Der gute Geiz

Gas ist billiger als Strom, die Bahn günstiger als das Auto – mit Klimaschutz lässt sich jede Menge Geld sparen. Klimakiller im Alltag sind vor allem Psychologie und Gewohnheit

Bernward Janzing ist studierter Geowissenschaftler und arbeitet als freier Journalist in Freiburg. Der Klimawandel und die effiziente – und kostensparende – Nutzung von Energie zählen seit Jahren zu den Schwerpunkten seiner Arbeit.

Die Ökonomenzunft hat wieder zugeschlagen.
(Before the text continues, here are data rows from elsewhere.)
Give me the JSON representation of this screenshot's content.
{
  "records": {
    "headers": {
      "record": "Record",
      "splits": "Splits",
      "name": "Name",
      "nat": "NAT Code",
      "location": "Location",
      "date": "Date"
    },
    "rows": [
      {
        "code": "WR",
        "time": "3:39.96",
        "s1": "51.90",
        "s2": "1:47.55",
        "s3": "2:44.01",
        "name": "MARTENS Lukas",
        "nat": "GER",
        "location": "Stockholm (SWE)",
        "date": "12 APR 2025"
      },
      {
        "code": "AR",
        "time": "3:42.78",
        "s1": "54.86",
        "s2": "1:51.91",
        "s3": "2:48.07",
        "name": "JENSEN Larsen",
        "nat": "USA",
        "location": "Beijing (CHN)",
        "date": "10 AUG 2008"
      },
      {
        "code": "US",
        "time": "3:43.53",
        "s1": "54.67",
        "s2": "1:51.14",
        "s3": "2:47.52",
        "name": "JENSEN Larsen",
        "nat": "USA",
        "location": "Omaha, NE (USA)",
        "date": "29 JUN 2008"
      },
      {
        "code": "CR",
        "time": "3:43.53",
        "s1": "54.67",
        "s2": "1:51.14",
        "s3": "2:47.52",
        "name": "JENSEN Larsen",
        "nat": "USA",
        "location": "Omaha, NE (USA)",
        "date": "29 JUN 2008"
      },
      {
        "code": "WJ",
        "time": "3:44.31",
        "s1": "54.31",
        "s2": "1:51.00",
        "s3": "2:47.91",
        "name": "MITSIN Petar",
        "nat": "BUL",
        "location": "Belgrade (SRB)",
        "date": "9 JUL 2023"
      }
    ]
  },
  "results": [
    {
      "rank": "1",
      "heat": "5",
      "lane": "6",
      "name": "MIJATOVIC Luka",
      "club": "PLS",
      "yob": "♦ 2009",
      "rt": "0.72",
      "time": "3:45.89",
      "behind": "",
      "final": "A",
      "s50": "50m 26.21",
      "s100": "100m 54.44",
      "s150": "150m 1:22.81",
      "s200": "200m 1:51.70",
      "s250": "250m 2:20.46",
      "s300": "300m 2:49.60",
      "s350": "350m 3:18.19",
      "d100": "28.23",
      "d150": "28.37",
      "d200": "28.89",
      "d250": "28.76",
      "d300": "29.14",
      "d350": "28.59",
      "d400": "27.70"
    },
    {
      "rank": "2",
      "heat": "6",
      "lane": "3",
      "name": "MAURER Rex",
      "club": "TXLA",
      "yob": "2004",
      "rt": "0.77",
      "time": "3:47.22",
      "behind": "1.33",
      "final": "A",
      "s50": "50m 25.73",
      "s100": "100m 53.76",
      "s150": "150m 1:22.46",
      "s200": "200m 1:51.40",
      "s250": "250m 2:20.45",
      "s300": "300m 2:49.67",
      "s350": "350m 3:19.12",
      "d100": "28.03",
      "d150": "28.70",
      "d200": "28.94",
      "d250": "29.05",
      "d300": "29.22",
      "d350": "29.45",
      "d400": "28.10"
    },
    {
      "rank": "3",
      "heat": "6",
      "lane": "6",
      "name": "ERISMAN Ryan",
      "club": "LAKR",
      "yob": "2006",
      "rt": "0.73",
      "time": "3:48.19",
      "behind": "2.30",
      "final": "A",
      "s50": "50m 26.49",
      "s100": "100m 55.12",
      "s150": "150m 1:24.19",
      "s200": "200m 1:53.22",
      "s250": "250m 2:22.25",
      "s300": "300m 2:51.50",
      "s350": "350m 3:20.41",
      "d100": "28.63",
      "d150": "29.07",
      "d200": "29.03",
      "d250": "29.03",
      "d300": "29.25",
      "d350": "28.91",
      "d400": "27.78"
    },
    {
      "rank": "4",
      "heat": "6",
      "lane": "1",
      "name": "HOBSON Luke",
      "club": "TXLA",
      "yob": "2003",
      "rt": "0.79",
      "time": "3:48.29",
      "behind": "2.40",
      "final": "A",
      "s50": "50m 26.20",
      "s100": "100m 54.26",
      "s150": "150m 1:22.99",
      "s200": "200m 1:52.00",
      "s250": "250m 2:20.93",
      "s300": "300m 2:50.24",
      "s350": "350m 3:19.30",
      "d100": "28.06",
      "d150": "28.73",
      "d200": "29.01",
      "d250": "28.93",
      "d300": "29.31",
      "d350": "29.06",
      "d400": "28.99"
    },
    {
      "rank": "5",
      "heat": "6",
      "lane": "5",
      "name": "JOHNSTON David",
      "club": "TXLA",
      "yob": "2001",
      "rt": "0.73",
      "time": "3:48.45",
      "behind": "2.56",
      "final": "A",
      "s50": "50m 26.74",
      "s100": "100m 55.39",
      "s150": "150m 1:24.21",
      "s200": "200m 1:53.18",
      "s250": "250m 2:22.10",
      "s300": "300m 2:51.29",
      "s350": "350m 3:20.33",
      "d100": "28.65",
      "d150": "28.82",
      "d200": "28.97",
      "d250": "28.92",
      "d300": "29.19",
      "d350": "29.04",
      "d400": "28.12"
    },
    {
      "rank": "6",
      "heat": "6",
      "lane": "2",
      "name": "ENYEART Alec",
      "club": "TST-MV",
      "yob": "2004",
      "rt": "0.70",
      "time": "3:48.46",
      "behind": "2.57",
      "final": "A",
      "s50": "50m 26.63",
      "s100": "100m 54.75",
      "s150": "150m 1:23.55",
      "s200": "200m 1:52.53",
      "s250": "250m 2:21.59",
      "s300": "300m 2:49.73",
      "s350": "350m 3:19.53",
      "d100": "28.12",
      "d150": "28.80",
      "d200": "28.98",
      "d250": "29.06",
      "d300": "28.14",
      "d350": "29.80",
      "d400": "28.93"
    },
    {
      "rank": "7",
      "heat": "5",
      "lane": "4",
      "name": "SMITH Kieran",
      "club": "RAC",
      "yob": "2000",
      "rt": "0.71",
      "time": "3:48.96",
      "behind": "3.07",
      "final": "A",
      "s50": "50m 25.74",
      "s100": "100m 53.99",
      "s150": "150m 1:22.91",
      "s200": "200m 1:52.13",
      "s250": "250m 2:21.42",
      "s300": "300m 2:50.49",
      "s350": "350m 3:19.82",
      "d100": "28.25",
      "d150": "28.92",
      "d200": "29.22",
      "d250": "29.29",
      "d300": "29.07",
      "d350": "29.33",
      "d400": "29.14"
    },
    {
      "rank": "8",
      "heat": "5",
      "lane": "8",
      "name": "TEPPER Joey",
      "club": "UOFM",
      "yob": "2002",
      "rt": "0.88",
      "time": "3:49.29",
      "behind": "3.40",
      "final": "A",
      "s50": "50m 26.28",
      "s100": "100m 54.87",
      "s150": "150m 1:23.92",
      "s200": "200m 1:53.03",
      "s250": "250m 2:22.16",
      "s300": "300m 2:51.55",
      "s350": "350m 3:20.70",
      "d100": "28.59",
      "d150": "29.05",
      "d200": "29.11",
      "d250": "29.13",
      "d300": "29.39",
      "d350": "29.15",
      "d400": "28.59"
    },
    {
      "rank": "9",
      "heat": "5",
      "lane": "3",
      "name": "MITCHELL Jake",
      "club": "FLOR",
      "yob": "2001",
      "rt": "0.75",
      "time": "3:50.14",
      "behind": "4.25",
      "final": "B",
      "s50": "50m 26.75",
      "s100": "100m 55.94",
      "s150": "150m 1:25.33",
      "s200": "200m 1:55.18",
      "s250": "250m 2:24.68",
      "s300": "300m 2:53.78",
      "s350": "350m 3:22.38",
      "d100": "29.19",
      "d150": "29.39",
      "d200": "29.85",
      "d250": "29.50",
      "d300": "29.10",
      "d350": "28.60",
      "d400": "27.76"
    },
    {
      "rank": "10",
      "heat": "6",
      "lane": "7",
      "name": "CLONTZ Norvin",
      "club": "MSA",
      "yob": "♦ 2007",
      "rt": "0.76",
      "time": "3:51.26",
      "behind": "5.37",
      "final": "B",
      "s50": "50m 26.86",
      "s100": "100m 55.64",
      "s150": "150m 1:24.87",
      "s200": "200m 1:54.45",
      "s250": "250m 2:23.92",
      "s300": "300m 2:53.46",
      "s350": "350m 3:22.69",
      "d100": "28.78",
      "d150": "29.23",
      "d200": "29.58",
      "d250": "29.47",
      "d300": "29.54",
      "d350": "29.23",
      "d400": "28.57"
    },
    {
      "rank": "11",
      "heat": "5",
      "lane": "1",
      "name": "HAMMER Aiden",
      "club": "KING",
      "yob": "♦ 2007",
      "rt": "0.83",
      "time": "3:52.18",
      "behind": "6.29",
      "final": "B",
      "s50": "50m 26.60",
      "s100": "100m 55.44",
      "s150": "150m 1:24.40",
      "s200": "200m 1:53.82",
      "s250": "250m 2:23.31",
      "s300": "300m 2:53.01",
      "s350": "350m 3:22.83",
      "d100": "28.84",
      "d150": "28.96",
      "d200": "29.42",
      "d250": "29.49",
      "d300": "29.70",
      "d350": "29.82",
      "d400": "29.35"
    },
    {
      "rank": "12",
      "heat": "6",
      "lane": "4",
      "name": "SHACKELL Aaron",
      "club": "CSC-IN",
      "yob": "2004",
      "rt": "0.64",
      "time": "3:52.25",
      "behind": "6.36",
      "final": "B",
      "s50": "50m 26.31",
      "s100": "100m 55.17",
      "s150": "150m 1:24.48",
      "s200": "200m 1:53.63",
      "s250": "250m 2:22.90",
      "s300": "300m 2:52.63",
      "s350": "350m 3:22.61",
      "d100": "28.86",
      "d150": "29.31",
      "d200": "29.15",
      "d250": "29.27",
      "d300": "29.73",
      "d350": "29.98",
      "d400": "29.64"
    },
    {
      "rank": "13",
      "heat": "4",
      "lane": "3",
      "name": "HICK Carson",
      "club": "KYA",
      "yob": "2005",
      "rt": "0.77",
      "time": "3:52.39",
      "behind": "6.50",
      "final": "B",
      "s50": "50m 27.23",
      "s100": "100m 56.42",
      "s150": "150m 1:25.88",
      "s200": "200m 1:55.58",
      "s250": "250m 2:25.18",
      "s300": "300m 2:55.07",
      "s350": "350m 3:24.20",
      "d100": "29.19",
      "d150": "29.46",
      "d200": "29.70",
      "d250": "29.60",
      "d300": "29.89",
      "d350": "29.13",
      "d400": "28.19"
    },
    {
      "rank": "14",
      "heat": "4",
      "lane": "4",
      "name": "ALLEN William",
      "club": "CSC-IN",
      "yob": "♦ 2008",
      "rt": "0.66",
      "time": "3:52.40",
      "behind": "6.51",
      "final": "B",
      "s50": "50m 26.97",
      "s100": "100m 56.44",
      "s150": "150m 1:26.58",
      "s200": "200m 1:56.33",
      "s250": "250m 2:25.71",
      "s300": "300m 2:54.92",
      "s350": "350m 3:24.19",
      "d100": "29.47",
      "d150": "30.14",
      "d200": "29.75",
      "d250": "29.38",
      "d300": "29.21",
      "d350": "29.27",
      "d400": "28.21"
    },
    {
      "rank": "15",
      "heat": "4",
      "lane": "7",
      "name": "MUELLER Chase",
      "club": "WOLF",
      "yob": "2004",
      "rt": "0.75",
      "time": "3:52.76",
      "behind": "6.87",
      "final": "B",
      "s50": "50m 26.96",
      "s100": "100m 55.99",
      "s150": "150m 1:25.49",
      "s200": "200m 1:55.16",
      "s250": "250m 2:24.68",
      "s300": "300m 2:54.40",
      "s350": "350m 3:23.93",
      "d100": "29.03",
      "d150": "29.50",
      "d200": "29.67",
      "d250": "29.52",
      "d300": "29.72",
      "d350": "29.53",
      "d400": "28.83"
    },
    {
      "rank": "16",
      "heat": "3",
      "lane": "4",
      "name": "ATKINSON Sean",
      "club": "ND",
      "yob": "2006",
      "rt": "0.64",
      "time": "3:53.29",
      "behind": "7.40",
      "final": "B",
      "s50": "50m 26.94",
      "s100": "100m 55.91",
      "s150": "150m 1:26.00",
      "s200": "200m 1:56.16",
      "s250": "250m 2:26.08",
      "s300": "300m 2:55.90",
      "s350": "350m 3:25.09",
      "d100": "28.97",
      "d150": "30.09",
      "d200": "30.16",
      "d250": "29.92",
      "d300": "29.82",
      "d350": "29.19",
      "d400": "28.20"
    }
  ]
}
Es gibt Zahlen von McKinsey und andere vom Deutschen Institut für Wirtschaftsforschung, mit denen Politiker und Lobbyisten derzeit hausieren gehen: Demnach kostet Klimaschutz Milliarden von Euros. Doch das ist Quatsch, schließlich gibt es vielfältige Möglichkeiten des Klimaschutzes, die kein Geld kosten, sondern im Gegenteil lukrativ sind. Würde jeder Verbraucher, jede Firma und jede öffentliche Institution im Lande konsequent all das für den Klimaschutz tun, was sich zugleich ökonomisch rechnet, würden ambitionierte Klimaziele schnell erreicht.

Zwar gibt es in der Tat viele Ideen zum Klimaschutz, die Geld kosten. Doch wer diese in den Vordergrund der politischen Debatte rückt, hat entweder im Sinn, bei den Bürgern die Akzeptanz des Klimaschutzes zu schwächen. Oder er hat sich nie wirklich mit den Klimaschutzpotenzialen beschäftigt.

Schließlich gibt es unzählige Positivbeispiele – zum Beispiel im Gebäudesektor. Das wissen am besten jene Firmen, deren Geschäft das „Einsparcontracting“ ist. Dabei sanieren Privatunternehmen auf eigene Kosten öffentliche Gebäude. Im Gegenzug bekommen sie eine Zeit lang die eingesparten Energiekosten vergütet. Wäre der Klimaschutz unwirtschaftlich, könnte dieses Modell nicht funktionieren. Es klappt aber blendend.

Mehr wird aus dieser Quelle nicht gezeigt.